Es war eine Zeit, in der Kollwitz an ihrem Können zweifelte. Sie arbeitete sich am Tod ihres Sohnes Peter ab, der schon früh im Ersten Weltkrieg in Flandern gefallen war. kaum eine Druckgrafik entstand in dieser Zeit. Mit dem Radieren glaubte sie „fertig zu sein“. Lithographien schienen ihr, der begnadeten Zeichnerin, zu weich zu sein. Dann sah sie die expressionistischen Holzschnitte von Ernst Barlach mit ihren harten Schwarzweiß-Kontrasten und war „umgeschmissen“. „Damit scheint mir eine Tür aufgestoßen zu sein“, schrieb sie 1921 in ihr Tagebuch.

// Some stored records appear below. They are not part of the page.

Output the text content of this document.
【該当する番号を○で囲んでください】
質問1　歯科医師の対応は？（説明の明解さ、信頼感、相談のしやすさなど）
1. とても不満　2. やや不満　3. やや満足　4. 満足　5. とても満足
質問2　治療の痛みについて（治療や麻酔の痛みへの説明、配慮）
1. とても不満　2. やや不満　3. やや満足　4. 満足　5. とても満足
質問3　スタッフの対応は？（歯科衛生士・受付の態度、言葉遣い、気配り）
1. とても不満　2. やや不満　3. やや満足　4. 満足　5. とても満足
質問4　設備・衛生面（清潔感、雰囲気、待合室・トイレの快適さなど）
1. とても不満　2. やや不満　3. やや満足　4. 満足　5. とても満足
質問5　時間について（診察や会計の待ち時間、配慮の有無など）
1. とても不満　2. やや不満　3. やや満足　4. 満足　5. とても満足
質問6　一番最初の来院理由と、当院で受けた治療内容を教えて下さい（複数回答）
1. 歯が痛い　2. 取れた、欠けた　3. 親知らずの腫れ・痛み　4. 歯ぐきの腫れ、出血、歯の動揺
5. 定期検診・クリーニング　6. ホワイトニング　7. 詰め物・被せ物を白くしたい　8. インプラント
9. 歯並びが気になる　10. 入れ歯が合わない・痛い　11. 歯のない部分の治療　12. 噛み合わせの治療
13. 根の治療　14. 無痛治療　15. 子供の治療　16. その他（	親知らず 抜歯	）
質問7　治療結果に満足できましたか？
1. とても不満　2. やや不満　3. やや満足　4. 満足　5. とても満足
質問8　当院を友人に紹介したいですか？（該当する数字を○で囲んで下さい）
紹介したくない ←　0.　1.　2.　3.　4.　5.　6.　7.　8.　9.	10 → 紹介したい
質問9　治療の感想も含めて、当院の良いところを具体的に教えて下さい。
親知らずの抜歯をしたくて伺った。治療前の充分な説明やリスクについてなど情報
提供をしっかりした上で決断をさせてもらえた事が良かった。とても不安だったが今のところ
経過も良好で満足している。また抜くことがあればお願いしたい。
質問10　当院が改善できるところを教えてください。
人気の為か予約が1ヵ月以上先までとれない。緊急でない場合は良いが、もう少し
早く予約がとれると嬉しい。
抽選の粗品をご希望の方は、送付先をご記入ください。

Das „Gedenkblatt für Karl Liebknecht“ gehört zu den bekanntesten Holzschnitten
Zu den wohl bekanntesten Arbeiten dieser Schaffensepoche zählen ihr „Gedenkblatt für Karl Liebknecht“, der vor fast genau vor 93 in Berlin ermordet wurde, und der siebenteilige Zyklus „Krieg“. Zu sehen ist in der Ausstellung, wie sie sich dem endgültigen Motiv nähert, wie sie ihre Botschaft immer kontrastreicher und klarer formuliert.
Da wird aus einer eher sanften Frauengruppe mit Kindern eine wehrhafte „Wagenburg“ von Körpern, die die Kinder schützt. Aus einer fast idyllischen Mutter-Kind-Szene wird eine vom Schicksal niedergestreckte, verhärmte Frau, die ihrem Kind keinen Schutz mehr bieten kann. Und natürlich faszinieren auch hier wieder die Auseinandersetzungen mit dem eigenen Gesicht.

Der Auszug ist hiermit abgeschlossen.